Phase IV: Return to Function and Sport (Months 5 to 12+)
The final phase of rehabilitation is highly individualized and depends on the patient's baseline athletic demands. Introduction of low-impact plyometrics, jogging, and sport-specific agility drills begins only when the patient demonstrates symmetrical ankle range of motion, normal gait mechanics without a limp, and the ability to perform repetitive single-leg heel raises without pain or fatigue. Patients must be extensively counseled that maximal medical improvement, particularly regarding explosive push-off power and calf muscle hypertrophy, may not be realized until 12 to 18 months postoperatively.

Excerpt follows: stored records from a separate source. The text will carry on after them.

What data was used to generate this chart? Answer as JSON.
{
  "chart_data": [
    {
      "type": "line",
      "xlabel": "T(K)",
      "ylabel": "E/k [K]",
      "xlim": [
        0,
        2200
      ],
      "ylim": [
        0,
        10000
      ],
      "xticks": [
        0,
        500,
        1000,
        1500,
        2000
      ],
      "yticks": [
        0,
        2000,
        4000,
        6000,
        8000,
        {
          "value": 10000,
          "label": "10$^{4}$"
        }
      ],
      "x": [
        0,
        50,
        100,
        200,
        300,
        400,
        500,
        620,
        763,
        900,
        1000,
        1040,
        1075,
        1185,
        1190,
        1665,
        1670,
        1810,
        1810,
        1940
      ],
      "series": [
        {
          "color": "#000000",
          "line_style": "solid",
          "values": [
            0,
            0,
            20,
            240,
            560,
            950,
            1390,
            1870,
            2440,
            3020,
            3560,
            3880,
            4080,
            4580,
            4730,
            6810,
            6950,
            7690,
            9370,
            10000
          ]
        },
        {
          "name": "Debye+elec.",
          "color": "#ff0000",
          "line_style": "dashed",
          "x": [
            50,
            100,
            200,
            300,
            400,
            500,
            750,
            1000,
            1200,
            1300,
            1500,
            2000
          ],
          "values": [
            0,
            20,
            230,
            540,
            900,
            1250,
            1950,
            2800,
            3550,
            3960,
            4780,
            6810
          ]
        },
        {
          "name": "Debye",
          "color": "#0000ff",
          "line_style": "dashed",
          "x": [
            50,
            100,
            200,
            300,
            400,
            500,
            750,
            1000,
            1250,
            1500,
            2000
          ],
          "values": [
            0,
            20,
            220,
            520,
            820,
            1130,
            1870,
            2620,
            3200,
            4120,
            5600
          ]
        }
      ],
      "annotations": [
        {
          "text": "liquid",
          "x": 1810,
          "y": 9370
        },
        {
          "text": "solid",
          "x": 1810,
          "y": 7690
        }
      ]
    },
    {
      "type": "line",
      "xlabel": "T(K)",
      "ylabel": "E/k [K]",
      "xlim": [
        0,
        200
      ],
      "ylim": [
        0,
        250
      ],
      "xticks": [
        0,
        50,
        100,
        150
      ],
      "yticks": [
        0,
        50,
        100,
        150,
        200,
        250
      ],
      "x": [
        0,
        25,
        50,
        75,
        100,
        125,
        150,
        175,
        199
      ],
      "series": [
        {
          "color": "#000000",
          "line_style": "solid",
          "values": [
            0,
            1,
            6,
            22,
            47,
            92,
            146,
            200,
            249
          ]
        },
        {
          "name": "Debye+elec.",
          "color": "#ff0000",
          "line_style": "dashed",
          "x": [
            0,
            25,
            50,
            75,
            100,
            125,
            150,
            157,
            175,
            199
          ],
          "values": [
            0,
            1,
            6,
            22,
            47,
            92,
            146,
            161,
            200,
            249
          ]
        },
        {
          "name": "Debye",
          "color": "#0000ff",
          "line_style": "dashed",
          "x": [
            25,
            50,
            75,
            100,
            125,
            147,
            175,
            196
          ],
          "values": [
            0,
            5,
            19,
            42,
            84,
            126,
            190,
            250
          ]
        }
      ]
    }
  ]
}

Summary of Landmark Literature and Clinical Guidelines

The surgical management of neglected Achilles tendon ruptures is supported by a robust body of historical literature and evolving modern clinical guidelines. The foundational techniques utilized today were pioneered in the mid-20th century. David M. Bosworth first described his eponymous technique in 1956, recognizing the necessity of utilizing autogenous tissue to bridge large defects. His original paper eloquently detailed the biomechanical advantages of leaving the fascial strip attached proximally, a principle that remains the gold standard for large-gap reconstructions. Similarly, in 1975, Abraham and Pankovich published their landmark study describing the V-Y tendinous advancement flap. They provided the critical mathematical ratio—that the V-incision must be 1.5 times the length of the defect—which continues to dictate surgical templating for medium-sized gaps.

Modern literature has increasingly focused on the integration of tendon transfers, specifically the flexor hallucis longus (FHL), in the management of chronic ruptures. Wapner et al. (1993) popularized the FHL transfer, demonstrating its utility not only as a structural bridge but, more importantly, as an active, in-phase motor unit capable of compensating for severe triceps surae atrophy. Recent systematic reviews and meta-analyses comparing direct reconstructive techniques (Bosworth, V-Y) to FHL transfers suggest that while V-Y advancement provides excellent outcomes for gaps under 3-4 cm with viable muscle, FHL transfer is superior in patients with massive gaps, profound fatty infiltration (Goutallier 3/4), or revision scenarios.

Clinical guidelines from major orthopaedic societies, including the American Academy of Orthopaedic Surgeons (AAOS), emphasize that the treatment of chronic ruptures must be highly individualized. While there is strong consensus against attempting primary end-to-end repair under tension, the choice between V-Y advancement, turn-down flaps, and tendon transfers remains surgeon-dependent, guided by intraoperative findings and defect measurements. Furthermore, recent literature strongly advocates for the use of preoperative MRI not just for gap measurement, but for qualitative assessment of the muscle belly, moving the paradigm from purely structural reconstruction to functional, motor-unit-preserving surgery. Mastery of these historical principles and modern advancements is essential for the orthopaedic surgeon navigating the complex landscape of neglected Achilles tendon ruptures.